Verdura’s Maltese Cross Hinged Stone Cuffs have become the Holy Grails of jewelry design. They remain Verdura’s most enduring signature style and are worn by a new generation of fashion stars like Sofia Coppola and Naomi Watts, www.verdura.com
The cuffs are available in multiple versions and range in price from approximately $40,000 to $100,000. They are available at the Verdura flagship at 745 5th Avenue, Bergdorf Goodman, and Neiman Marcus in Beverly Hills, Tyson’s Corner Virginia, St. Louis, and Atlanta. There are always Kenneth J. Lane’s vintage reiterations for those who can’t swing for the authentic versions. They can routinely be found on eBay, Etsy and vintage websites and will only set you back $150 – $350.
2020 marks 50 years of Elsa Peretti’s Bone Cuff. It is one of the most iconic and timeless designs in the history of jewelry and with good reason. Nothing is as sensual or modern, and nothing looks better with the simplest of clothing.
The iconic cuffs were first conceived by Elsa Peretti in the 1970s. She was just 30 and living in New York. Elsa designed the small size sterling silver bone cuff for Halston in 1975, and it was retailed by Tiffany & Co. Peretti intended for them to be worn as pairs, like Egyptian royalty. The cuffs are made in three precious metals and come in three sizes. They range in price from $475- $25,000 each, www.tiffany.com
When Margot Robbie attended the Met Gala in 2016, the actress accessorized her simple yet stunning Francisco Costa for Calvin Klein dress with Peretti’s matching Bone cuffs in 18K gold. Margot never looked better. But clearly, the beauty of these cuffs is that they are perfect for every day. In fact, that is what makes them so great and so versatile. You don’t need an excuse or a special occasion to pair them with a simple sweater, t-shirt, or button-down.

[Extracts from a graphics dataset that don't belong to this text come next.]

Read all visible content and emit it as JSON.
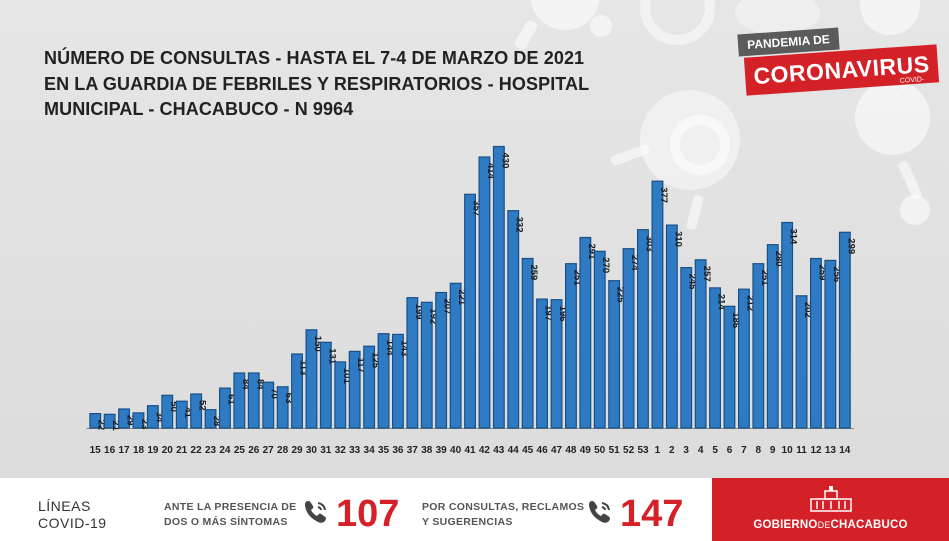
{
  "title": {
    "line1": "NÚMERO DE CONSULTAS  - HASTA EL 7-4 DE MARZO DE 2021",
    "line2": "EN LA GUARDIA DE FEBRILES Y RESPIRATORIOS - HOSPITAL",
    "line3": "MUNICIPAL  - CHACABUCO - N 9964"
  },
  "badge": {
    "pandemia": "PANDEMIA DE",
    "coronavirus": "CORONAVIRUS",
    "covid": "COVID-19"
  },
  "footer": {
    "lineas_1": "LÍNEAS",
    "lineas_2": "COVID-19",
    "note1_line1": "ANTE LA PRESENCIA DE",
    "note1_line2": "DOS O MÁS SÍNTOMAS",
    "number1": "107",
    "note2_line1": "POR CONSULTAS, RECLAMOS",
    "note2_line2": "Y SUGERENCIAS",
    "number2": "147",
    "gob_part1": "GOBIERNO",
    "gob_part2": "DE",
    "gob_part3": "CHACABUCO"
  },
  "colors": {
    "bar": "#2e7bc4",
    "bar_dark": "#1a4f86",
    "accent_red": "#d42027"
  },
  "chart_data": {
    "type": "bar",
    "categories": [
      "15",
      "16",
      "17",
      "18",
      "19",
      "20",
      "21",
      "22",
      "23",
      "24",
      "25",
      "26",
      "27",
      "28",
      "29",
      "30",
      "31",
      "32",
      "33",
      "34",
      "35",
      "36",
      "37",
      "38",
      "39",
      "40",
      "41",
      "42",
      "43",
      "44",
      "45",
      "46",
      "47",
      "48",
      "49",
      "50",
      "51",
      "52",
      "53",
      "1",
      "2",
      "3",
      "4",
      "5",
      "6",
      "7",
      "8",
      "9",
      "10",
      "11",
      "12",
      "13",
      "14"
    ],
    "values": [
      22,
      21,
      29,
      23,
      34,
      50,
      41,
      52,
      28,
      61,
      84,
      84,
      70,
      63,
      113,
      150,
      131,
      101,
      117,
      125,
      144,
      143,
      199,
      192,
      207,
      221,
      357,
      414,
      430,
      332,
      259,
      197,
      196,
      251,
      291,
      270,
      225,
      274,
      303,
      377,
      310,
      245,
      257,
      214,
      186,
      212,
      251,
      280,
      314,
      202,
      259,
      256,
      299
    ],
    "ylim": [
      0,
      440
    ],
    "grid": false,
    "legend": "none",
    "data_labels": "inside-bar-vertical"
  }
}
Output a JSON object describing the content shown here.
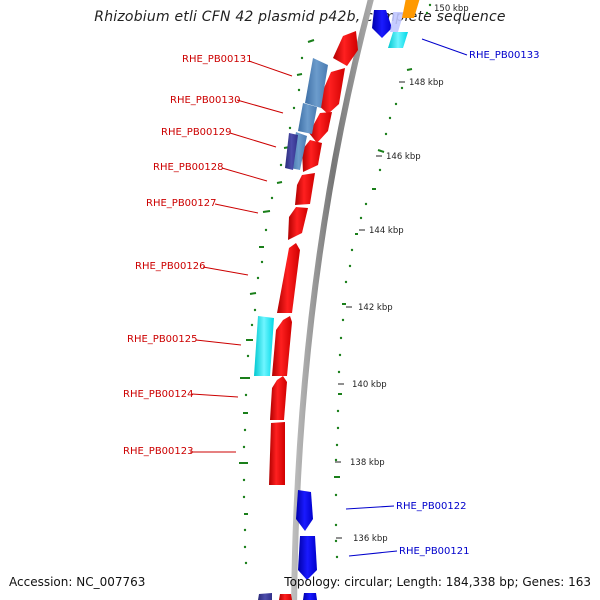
{
  "title": "Rhizobium etli CFN 42 plasmid p42b, complete sequence",
  "footer": {
    "accession": "Accession: NC_007763",
    "summary": "Topology: circular; Length: 184,338 bp; Genes: 163"
  },
  "colors": {
    "forward_gene": "#ff0000",
    "reverse_gene": "#0000ff",
    "label_left": "#cc0000",
    "label_right": "#0000cc",
    "backbone": "#888888",
    "gc_tick": "#1a7f1a"
  },
  "scale_labels": [
    "150 kbp",
    "148 kbp",
    "146 kbp",
    "144 kbp",
    "142 kbp",
    "140 kbp",
    "138 kbp",
    "136 kbp"
  ],
  "left_labels": [
    "RHE_PB00131",
    "RHE_PB00130",
    "RHE_PB00129",
    "RHE_PB00128",
    "RHE_PB00127",
    "RHE_PB00126",
    "RHE_PB00125",
    "RHE_PB00124",
    "RHE_PB00123"
  ],
  "right_labels": [
    "RHE_PB00133",
    "RHE_PB00122",
    "RHE_PB00121"
  ]
}
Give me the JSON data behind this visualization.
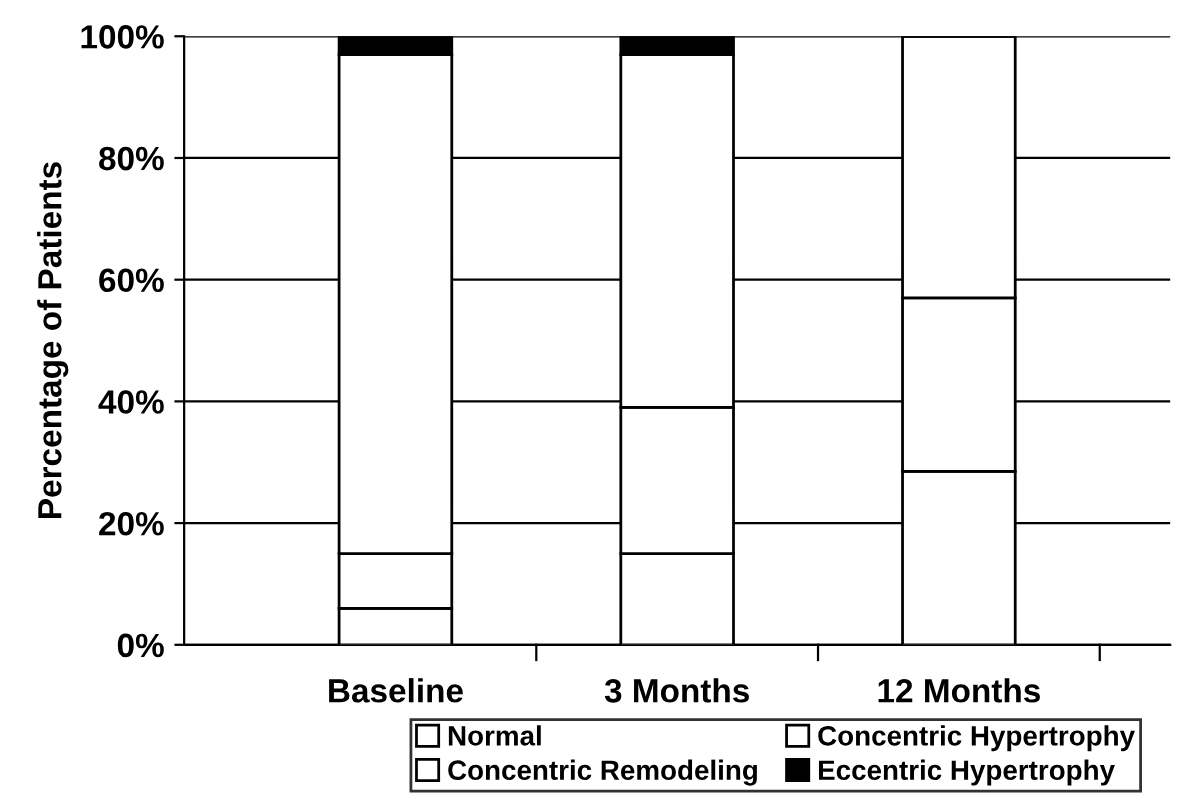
{
  "chart_data": {
    "type": "bar",
    "stacked": true,
    "ylabel": "Percentage of Patients",
    "categories": [
      "Baseline",
      "3 Months",
      "12 Months"
    ],
    "series": [
      {
        "name": "Normal",
        "color": "#ffffff",
        "values": [
          6,
          15,
          28.5
        ]
      },
      {
        "name": "Concentric Remodeling",
        "color": "#ffffff",
        "values": [
          9,
          24,
          28.5
        ]
      },
      {
        "name": "Concentric Hypertrophy",
        "color": "#ffffff",
        "values": [
          82,
          58,
          43
        ]
      },
      {
        "name": "Eccentric Hypertrophy",
        "color": "#000000",
        "values": [
          3,
          3,
          0
        ]
      }
    ],
    "ylim": [
      0,
      100
    ],
    "yticks": [
      {
        "value": 0,
        "label": "0%"
      },
      {
        "value": 20,
        "label": "20%"
      },
      {
        "value": 40,
        "label": "40%"
      },
      {
        "value": 60,
        "label": "60%"
      },
      {
        "value": 80,
        "label": "80%"
      },
      {
        "value": 100,
        "label": "100%"
      }
    ],
    "grid": "y",
    "legend": "bottom"
  }
}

Elsa’s mantra is “Style is to be simple”. Her own terrific sense of style, predicated on the idea of pared-down simplicity, landed her on the International Best Dressed Hall of Fame in 1973. Elsa Peretti turned 80 on May 1st. To mark the occasion, Tiffany & Company released select edition colors of the Bone cuff. The Bone cuffs, which sell for $475, come in red, blue, and green with a metallic finish. Each one is inscribed “special edition.”
Nothing goes better with denim than silver and turquoise Native American Zuni Cluster cuffs. And nothing is more effective in adding a touch of glamour and chic. The ones pictured here, priced from $450—$1850, are from Vicki Turbeville’s well-curated collection. Ms. Turbeville, who specializes in high-end vintage and contemporary Native American jewelry, has a store in Redondo Beach, a coastal city in Los Angeles County, and an online shop. She was the subject of a recent article of mine.
And finally, for those who are really budget-minded, Etsy has a number of dealers, like Zendiaz, who make cuffs to order in your choice of metals, ranging in price from about $25 – $50 range.